The AFL complaint characterizes Disney’s diversity and inclusion commitments and standards as unlawful “sex-based quotas,” and otherwise alleges that programs such as apprenticeships, internships and training opportunities for “underrepresented groups” (including women) are discriminatory. At the same time, Disney faces allegations from a now-certified class of women who contend Disney unlawfully underpays them as compared to similarly situated men. To the extent the EEOC investigates Disney (or some other entity or individual files suit), Disney would find itself caught in the middle of legal proceedings making opposing allegations of discrimination involving women.
This conundrum is not unique to Disney. For example, Google faced a similar balancing act a few years ago when it simultaneously was defending itself in Ellis v. Google , a class action lawsuit alleging Google systematically underpaid women, and a separate class action lawsuit against former employee James Damore who infamously sued the Company arguing it discriminated against white men. Moreover, situations like these involving Google and Disney are becoming increasingly common since the Supreme Court struck down the race-based affirmative action programs at Harvard and UNC last summer in Students for Fair Admissions, Inc. v. President and Fellows of Harvard College and Students for Fair Admissions, Inc. v. University of North Carolina (“SFFA”). Indeed, the SFFA decision has sparked a flurry of activity aimed at corporate diversity initiatives, including several “reverse discrimination” lawsuits and other civil rights complaints similar to the one attacking Disney’s diversity efforts, such as a recent complaint by AFL against the National Football League (“NFL”). In the NFL complaint, AFL alleges the NFL’s “Rooney Rule,” which requires teams to interview at least two minority candidates for head coach and general manager vacancies before making a hiring decision, is “illegal and racist.”

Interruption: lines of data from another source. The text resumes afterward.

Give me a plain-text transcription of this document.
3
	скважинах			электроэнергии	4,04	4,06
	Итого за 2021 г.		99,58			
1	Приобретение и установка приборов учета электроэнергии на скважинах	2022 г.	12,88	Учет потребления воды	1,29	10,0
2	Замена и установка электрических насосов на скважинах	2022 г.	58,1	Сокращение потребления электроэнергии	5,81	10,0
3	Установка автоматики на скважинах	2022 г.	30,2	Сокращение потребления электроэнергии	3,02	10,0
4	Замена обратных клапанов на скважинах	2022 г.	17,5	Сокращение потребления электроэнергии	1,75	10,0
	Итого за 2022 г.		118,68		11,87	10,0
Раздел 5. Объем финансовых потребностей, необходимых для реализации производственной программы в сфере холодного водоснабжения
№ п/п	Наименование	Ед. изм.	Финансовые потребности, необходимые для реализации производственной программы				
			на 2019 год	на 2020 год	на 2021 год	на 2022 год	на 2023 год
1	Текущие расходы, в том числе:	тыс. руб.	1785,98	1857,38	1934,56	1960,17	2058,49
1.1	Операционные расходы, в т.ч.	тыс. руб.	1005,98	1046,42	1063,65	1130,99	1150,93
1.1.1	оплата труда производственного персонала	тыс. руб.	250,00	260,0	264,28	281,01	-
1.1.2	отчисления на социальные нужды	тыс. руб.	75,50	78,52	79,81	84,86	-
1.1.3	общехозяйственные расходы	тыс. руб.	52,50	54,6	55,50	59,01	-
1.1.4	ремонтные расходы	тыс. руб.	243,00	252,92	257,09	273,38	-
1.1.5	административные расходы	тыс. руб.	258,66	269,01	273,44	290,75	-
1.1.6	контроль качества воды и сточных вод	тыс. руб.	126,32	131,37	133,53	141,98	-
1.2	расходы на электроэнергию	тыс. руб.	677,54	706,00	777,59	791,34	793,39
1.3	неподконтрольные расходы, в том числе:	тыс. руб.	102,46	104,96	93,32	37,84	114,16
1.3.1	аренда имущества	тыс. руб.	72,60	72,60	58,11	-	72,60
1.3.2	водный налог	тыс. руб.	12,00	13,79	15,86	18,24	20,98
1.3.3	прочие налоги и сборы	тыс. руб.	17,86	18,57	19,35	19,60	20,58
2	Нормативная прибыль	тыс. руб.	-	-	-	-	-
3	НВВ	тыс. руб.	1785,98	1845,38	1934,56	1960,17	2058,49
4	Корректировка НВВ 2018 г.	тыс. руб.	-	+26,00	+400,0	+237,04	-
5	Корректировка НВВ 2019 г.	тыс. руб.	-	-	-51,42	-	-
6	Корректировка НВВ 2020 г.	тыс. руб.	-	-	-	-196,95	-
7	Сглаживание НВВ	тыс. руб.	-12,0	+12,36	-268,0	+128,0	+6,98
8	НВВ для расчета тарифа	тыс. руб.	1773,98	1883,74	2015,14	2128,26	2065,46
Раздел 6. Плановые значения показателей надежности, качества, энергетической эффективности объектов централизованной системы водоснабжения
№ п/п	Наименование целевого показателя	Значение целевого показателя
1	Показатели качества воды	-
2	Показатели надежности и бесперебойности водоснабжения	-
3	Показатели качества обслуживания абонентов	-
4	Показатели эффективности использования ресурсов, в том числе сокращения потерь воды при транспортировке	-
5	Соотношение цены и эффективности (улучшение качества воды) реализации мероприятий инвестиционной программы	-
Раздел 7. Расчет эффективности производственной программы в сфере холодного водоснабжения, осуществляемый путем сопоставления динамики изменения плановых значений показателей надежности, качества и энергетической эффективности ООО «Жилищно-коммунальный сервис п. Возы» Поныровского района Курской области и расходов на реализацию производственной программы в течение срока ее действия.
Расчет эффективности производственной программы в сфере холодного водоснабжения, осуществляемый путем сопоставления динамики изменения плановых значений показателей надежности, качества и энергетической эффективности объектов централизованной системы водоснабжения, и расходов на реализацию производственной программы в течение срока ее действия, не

Given the intense scrutiny employers now face from both sides, now is not the time to overreact. Instead, savvy employers looking to mitigate legal risk are investing time and resources into reviewing DEI programs and policies to ensure they are legally compliant, while at the same time remain committed to promoting equal employment opportunity and equitable workplace practices for all employees, regardless of race or gender.